Jul 09
17
Send congruent messages. After successfully challenging your team’s limits, you need to send your team clear signals about the types of performance that you are looking for from them and then get out of their way. This is especially important when the performance expectations for your team are rapidly changing. When the messages you send to your team are unclear, ambiguous, or opaque, the result can be confusion, anxiety, and inefficiency. Ambiguous management behavior take a number of forms:
- Formally establishing quality improvement as your highest priority and then allowing wide fluctuations in quality standards to accommodate production pressures
- Telling team members to take greater initiative and then slap¬ping their hands the first time they overstep the invisible boundaries of their job descriptions
- Giving a pep talk in which you encourage members to confront problems honestly and to surface improvement opportunities and then publicly chastising a member for daring to challenge the efficiency of a procedure that you’ve put into place
- Stating that risk taking will be rewarded and then giving poor evaluations to employees who fail more often because they attempt to do more for the team, while rewarding employees who experience fewer failures simply because they lay low and accomplish little of value If you discover that your team is having trouble interpreting your behavior, you need to act quickly to correct the situation.

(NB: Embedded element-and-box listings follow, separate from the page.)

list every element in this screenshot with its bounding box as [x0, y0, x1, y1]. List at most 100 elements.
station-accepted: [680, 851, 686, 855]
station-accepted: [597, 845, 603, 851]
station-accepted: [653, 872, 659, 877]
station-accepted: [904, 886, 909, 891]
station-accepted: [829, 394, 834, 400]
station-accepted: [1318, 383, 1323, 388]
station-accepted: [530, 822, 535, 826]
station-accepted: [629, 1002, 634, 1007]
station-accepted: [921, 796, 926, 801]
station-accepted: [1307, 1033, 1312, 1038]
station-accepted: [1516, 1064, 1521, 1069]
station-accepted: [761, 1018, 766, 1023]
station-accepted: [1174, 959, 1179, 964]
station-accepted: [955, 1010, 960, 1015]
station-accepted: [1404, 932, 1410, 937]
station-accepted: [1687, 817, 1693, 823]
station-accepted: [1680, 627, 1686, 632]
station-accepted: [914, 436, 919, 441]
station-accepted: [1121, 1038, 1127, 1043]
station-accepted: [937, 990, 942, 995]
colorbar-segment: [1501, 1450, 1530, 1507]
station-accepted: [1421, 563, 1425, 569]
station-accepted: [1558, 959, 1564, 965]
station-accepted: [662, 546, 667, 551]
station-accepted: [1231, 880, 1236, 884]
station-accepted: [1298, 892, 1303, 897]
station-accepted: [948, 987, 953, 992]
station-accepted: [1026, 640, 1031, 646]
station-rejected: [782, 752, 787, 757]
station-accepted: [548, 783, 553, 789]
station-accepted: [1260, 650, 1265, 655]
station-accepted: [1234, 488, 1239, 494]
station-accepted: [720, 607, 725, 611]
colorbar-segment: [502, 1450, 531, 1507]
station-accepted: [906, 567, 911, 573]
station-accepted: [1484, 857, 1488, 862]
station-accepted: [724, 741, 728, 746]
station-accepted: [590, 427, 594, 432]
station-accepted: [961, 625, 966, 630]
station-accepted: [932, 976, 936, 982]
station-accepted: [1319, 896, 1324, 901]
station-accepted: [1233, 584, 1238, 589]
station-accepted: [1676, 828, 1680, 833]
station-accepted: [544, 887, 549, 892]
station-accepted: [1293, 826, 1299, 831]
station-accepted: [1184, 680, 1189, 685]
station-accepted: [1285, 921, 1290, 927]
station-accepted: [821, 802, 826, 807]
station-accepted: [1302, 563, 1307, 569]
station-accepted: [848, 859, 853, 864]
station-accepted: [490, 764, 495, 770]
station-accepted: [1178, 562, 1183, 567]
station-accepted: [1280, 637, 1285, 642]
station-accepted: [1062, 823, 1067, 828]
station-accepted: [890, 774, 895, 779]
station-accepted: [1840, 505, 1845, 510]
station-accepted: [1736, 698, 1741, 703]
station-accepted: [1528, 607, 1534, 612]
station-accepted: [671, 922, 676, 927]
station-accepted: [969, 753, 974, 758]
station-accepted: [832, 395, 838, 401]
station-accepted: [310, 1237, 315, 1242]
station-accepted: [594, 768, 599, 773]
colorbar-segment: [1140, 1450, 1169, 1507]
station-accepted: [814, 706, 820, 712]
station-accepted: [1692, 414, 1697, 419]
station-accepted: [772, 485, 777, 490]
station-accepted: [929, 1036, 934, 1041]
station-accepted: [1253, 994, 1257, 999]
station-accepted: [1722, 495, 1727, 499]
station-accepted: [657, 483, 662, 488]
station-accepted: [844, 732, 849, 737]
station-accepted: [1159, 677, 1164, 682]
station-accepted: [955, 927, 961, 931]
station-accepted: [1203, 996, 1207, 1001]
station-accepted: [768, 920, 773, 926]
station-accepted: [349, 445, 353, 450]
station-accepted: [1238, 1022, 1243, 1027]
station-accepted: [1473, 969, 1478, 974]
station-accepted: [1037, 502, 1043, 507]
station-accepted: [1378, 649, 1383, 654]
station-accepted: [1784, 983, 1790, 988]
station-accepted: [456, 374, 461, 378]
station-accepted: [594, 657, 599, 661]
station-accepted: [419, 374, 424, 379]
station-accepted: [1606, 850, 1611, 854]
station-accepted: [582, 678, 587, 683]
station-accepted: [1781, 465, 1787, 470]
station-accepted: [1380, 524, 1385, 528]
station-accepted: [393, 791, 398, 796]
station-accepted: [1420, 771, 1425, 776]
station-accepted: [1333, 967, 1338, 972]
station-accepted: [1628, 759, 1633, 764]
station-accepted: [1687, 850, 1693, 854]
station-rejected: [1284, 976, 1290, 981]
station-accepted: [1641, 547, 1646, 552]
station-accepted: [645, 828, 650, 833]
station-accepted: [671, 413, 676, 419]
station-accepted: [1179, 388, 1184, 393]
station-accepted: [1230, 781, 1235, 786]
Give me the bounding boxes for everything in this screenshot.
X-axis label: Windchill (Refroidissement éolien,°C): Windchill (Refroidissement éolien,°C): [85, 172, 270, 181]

A reasonable starting point is to pay attention to those subtle clues that indicate that your members are having difficulty interpreting your behavior, such as the following kinds of behavior:
- Members hesitate to act on the decisions you’ve put into place or drag their feet in the completion of assignments.
- Members frequently check with you for direction before going further. They have a need for confirmation and approval.
- Members have difficulty sorting out priorities.
- Members commit errors and do rework that could be traced to difficulties in interpreting directions.